La vitalité de la matière consacrée
Motif iconographique
L’effort technique dont résulte ce faux marbre semble présenter un paradoxe entre l’attention portée aux textures pour imiter une pierre naturelle et le choix de pigments très vifs qui ne se rapportent à rien de ce qui se trouve dans la nature.
L’effet esthétique recherché par le peintre se tient dans ce paradoxe, qui est offert au regard moins comme un trompe-l’œil que comme un trompe-l’esprit, car l’apparence (specie) permet d’imaginer une substance (substantia) supérieure (voir Signes herméneutiques).
Que le marbre soit pourvu d’une forme de vitalité ne relève pas du surnaturel dans la perception que les médiévaux ont de la nature. Isidore de Séville, à la suite de Vitruve, décrivait déjà la vitalité (la viriditas) de certains minéraux, et du marbre en particulier, dont la texture veinée, tachetée, changeante, semblait témoigner d’une vie antérieure figée dans la stabilité du minéral [D. Méhu, 2013].
Mais les pigments choisis illuminent ce marbre d’une gamme de couleurs qui dépasse ses possibilités de matière minérale soumise aux lois naturelles ; ils lui donnent un second niveau de visualité : la matière brute montre une vitalité qui paraît supérieure, elle se présente comme une matière régénérée, spiritualisée par l’Esprit saint qui a investi ce sanctuaire au moment de sa consécration.
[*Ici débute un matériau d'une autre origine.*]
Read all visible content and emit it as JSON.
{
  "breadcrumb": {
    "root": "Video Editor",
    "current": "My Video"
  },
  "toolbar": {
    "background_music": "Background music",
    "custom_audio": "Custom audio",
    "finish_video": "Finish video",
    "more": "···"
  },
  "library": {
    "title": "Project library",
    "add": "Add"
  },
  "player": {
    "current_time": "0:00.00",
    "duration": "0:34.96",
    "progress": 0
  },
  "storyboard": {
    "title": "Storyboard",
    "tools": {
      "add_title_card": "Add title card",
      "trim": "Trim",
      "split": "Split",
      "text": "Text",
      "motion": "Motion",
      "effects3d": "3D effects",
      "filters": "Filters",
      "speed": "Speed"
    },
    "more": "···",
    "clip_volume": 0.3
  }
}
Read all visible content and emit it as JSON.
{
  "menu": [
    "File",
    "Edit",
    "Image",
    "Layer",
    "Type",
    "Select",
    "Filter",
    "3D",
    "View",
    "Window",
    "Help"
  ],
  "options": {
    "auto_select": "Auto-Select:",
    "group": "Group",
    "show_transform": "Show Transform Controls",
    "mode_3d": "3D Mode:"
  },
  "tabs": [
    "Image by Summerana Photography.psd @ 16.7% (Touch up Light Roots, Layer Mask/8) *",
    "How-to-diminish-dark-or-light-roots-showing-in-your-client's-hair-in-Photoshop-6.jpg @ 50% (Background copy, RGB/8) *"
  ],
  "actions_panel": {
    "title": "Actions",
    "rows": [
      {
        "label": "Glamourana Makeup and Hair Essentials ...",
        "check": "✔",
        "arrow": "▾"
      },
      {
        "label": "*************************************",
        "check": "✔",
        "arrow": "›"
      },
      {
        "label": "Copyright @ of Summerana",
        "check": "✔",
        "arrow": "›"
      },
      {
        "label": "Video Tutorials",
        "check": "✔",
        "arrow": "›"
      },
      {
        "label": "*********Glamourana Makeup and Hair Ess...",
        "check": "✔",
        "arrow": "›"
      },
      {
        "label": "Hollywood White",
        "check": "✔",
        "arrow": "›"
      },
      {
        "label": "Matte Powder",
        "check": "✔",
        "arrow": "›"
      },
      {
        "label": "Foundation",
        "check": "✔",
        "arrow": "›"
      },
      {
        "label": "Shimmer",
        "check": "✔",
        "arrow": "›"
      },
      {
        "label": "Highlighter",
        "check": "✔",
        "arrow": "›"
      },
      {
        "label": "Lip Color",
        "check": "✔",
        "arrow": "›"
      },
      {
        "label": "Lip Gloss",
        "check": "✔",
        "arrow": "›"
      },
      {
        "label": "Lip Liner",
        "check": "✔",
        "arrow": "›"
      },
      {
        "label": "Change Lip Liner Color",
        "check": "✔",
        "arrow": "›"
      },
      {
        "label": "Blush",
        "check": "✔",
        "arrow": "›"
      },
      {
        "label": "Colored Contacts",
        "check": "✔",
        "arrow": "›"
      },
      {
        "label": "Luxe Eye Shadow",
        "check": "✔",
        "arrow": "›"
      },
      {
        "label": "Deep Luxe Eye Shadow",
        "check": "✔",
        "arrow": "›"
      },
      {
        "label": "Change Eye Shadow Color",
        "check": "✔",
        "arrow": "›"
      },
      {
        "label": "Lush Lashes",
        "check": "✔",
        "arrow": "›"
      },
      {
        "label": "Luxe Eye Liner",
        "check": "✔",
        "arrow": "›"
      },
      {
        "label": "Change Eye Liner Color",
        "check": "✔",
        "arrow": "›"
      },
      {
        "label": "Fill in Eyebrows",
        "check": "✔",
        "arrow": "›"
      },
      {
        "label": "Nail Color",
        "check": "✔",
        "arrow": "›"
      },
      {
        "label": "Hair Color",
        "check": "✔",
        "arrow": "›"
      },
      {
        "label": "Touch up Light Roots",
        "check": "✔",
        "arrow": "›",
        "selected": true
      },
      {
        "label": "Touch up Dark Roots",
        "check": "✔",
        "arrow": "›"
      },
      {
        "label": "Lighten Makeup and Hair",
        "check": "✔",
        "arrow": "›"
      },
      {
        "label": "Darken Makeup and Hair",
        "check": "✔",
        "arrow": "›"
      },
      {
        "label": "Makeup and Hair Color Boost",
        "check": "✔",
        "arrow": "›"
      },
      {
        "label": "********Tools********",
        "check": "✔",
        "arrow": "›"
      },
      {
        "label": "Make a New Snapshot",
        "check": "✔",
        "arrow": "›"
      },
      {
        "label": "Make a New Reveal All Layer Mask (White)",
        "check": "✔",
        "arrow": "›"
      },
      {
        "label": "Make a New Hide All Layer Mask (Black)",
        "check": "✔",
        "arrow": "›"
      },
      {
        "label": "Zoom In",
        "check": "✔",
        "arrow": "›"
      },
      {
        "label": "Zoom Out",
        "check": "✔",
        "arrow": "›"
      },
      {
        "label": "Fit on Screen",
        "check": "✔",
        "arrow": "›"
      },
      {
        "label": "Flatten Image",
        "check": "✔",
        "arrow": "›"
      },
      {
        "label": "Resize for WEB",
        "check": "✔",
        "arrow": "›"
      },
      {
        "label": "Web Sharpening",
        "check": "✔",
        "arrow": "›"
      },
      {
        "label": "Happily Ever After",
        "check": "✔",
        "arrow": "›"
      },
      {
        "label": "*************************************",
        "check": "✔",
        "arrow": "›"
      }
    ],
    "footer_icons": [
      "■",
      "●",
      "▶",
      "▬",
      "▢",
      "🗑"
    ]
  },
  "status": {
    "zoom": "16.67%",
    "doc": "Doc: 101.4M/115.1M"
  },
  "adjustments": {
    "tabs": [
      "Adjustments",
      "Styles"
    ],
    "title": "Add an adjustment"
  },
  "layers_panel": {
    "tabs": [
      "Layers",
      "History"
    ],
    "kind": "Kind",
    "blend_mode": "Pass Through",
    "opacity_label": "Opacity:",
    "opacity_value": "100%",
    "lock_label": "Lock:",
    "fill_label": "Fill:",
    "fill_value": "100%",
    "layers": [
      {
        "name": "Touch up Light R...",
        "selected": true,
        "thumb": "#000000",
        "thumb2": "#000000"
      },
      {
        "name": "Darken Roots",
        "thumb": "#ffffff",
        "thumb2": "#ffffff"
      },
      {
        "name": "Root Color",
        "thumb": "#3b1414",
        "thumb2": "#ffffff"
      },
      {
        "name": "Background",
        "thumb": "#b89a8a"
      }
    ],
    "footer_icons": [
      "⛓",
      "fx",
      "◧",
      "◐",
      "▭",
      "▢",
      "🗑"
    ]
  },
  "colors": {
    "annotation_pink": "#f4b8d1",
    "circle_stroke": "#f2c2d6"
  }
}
Cette portion de fresque participe à montrer l’édifice eschatologique derrière la surface sensible de la paroi du monument.
Ce type de faux plaquages, disposés dans toute la partie inférieure des fresques, offre aussi au regard une marche pour entrer dans la contemplation des cycles peints des parties supérieures [Didi Huberman, 1980] qui relatent la construction de l’édifice eschatologique par l’œuvre des saints de l’Église.